NSA Bulk Data Collection Ruled Illegal; What’s Next?

NSA Defeat Marks Victory for Fourth Amendment…for Now

by Josh Guckert

On Thursday, a three-judge panel for the United States Court of Appeals for the Second Circuit held that Section 215 of the USA PATRIOT Act does not permit NSA bulk collection of domestic calling records. The ruling comes as the Section in question expires on June 1, with much division in Congress on whether or not it should be renewed.

The ruling marks the first time that a federal court has addressed this issue, and creates some question as to what the ruling means for the NSA program as it stands. There was no injunction ordering the program to cease, nor was it ruled un-Constitutional.

This NSA data collection had previously been upheld by the judges on Foreign Surveillance Intelligence (FISA) Court, who hear arguments only from the government and had expressed a willingness to accept an interpretation of Section 215 which the Second Circuit rejected.

Writing for a unanimous court, Judge Gerard E. Lynch held that Section 215 “does not authorize the telephone metadata program.” Lynch also wrote, however, that, “if Congress chooses to authorize such a far-reaching and unprecedented program, it has every opportunity to do so, and to do so unambiguously.”

Based on what we can see from the ruling, it appears that this was decided more on a matter of statutory scope than any substantive concerns in regards to the USA PATRIOT Act. While this successful challenge should give cause for celebration for the moment, the opinion also seems to indicate a belief that the program is Constitutional, as Judge Lynch indicated that, “Perhaps such a contraction [of privacy expectations of all Americans] is required by national security needs in the face of the dangers of contemporary domestic and international terrorism.”

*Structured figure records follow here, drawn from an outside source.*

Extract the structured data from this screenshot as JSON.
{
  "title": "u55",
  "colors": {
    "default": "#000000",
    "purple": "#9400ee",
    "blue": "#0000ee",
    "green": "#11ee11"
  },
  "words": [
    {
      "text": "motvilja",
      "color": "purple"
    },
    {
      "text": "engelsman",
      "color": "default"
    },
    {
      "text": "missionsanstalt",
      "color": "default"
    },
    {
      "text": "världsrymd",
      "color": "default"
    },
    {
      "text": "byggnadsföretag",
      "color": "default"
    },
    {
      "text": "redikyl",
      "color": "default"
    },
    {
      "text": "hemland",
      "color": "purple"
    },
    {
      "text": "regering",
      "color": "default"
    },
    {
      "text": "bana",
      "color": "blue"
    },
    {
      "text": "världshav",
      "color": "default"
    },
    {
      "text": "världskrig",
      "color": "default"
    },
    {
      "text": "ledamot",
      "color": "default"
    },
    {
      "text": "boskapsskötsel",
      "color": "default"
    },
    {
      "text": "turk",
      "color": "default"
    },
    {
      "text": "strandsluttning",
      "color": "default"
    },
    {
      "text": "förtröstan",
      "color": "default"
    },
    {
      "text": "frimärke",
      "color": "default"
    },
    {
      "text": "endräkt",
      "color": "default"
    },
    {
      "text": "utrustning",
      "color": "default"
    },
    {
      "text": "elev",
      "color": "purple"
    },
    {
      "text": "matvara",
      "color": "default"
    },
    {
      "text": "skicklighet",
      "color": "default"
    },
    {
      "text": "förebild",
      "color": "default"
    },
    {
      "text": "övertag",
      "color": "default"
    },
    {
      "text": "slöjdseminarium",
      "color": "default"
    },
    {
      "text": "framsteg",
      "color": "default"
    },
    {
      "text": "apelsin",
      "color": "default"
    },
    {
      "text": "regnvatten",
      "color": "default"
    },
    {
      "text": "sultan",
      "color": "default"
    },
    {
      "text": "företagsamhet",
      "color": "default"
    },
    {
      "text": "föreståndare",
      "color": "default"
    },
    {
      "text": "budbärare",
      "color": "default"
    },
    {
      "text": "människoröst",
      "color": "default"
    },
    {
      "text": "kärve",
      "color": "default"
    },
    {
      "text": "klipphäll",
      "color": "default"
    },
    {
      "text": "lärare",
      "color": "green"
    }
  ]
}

The only reason that Lynch states that he ruled the program illegal is that it goes well beyond the purview of the legislation, and that any program allowing such actions should be designated with “unmistakable language.”

Perhaps fortunate about this statement is that unlikely that such a new version of the NSA program could pass through the House and Senate given the current political climate. However, if in the future there is another terrorist threat, much like the one on September 11, 2001, Americans across the country and in Washington, D.C. may once again engage in the kind of group-think which led to the creation of the current surveillance state.

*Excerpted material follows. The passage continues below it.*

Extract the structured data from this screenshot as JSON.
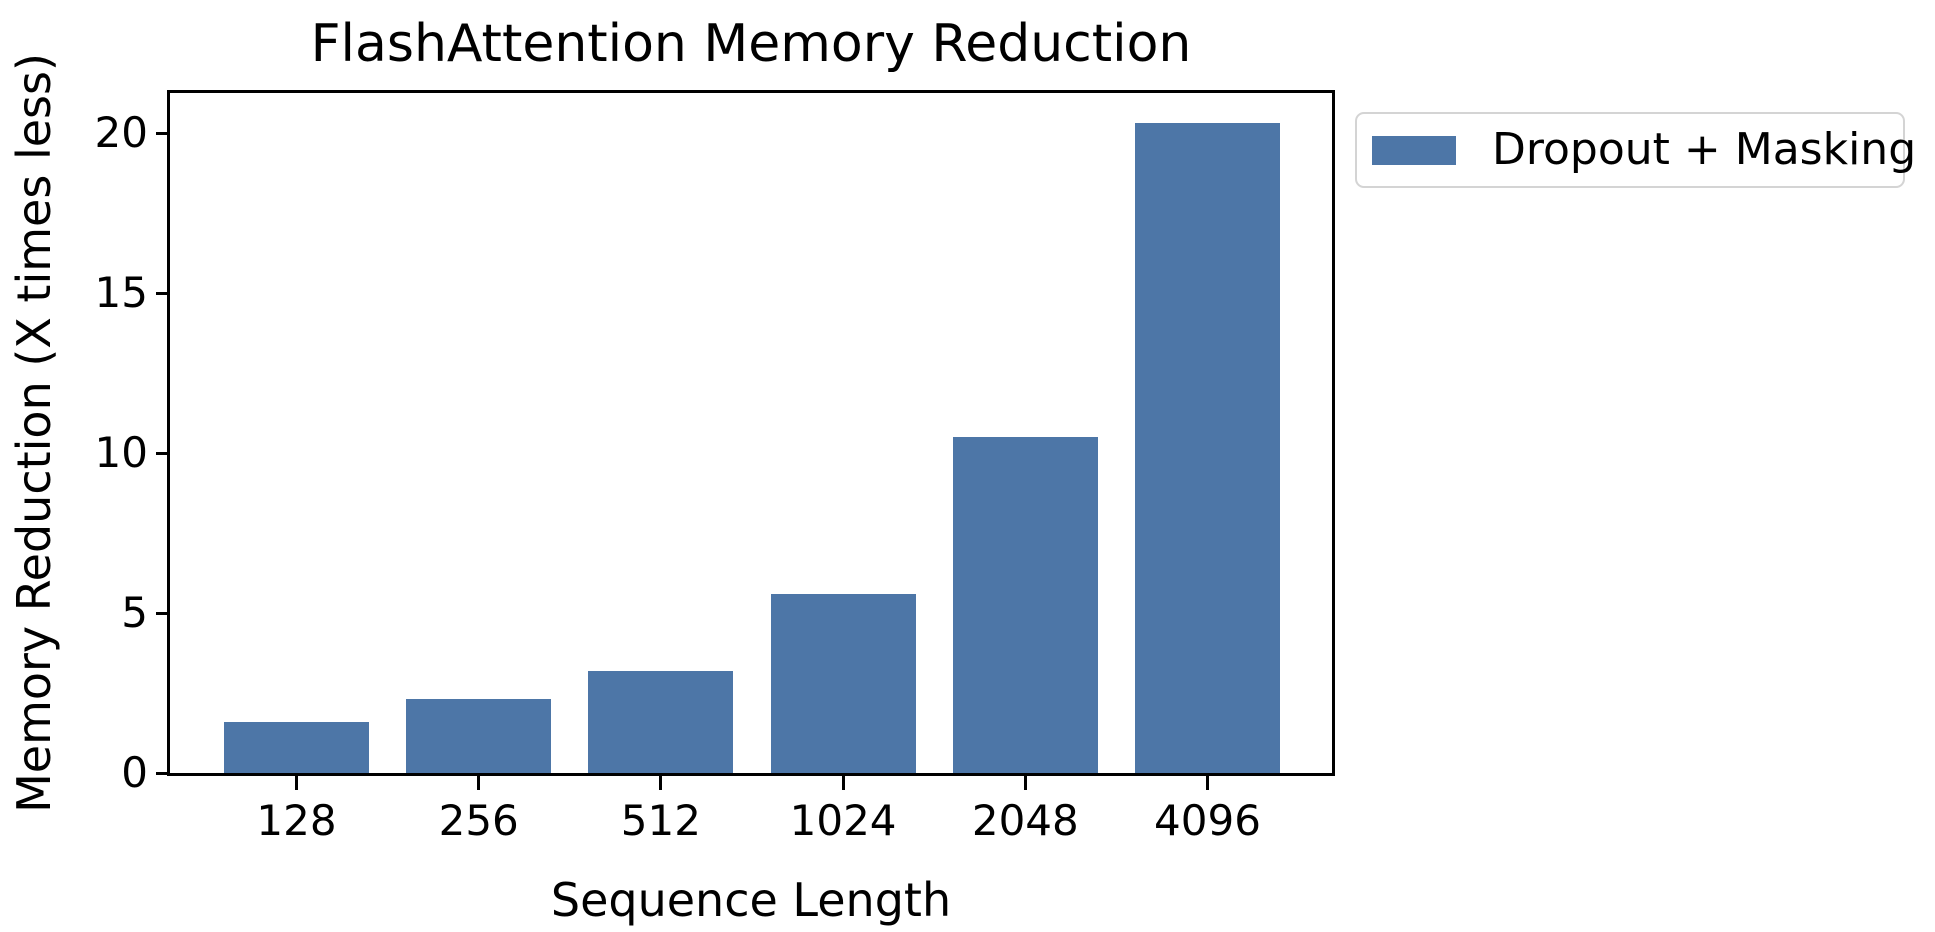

Worse yet, the Supreme Court (the body in which the current matter may eventually have to be resolved) has historically given great leeway to the government and President on matters which they deem to be concerning “national security.”

For example, in the Prize Cases, it was ruled that President Lincoln’s blockade of Southern Ports during the Civil War was Constitutional. Also ruled Constitutional in Schenck v. United States was the enforcement of President Wilson’s Espionage Act, which convicted individuals of the criminal offense of obstruction of the draft for handing out leaflets encouraging resistance to induction.

Perhaps most infamously, the Supreme Court ruled in Korematsu v. United States that Executive Order 9066, which President Roosevelt used to intern thousands of Japanese Americans, was Constitutional. Most recently, in Holder v. Humanitarian Law Project, the Court ruled that it is Constitutional for the government to prohibit the providing of non-violent material support, including legal services and advice, to designated “terrorist organizations.”

In other words, it could be a long road ahead before the Supreme Court ultimately rules on the Constitutionality of the NSA spying program, and even then, there is no guarantee that the Second Circuit’s decision means that the Fourth Amendment will ultimately prevail. Based on the information and precedents that we have, it could very well be the case that the NSA spying program will be ruled Constitutional in a 5-4 decision with Justice Kennedy joining the “conservative” bloc against the “liberals.”

It is for these reasons that while the Second Circuit’s decision should be applauded, this battle for liberty is far from over. Accordingly, we must remain vigilant in our defense of the Fourth Amendment against the surveillance state.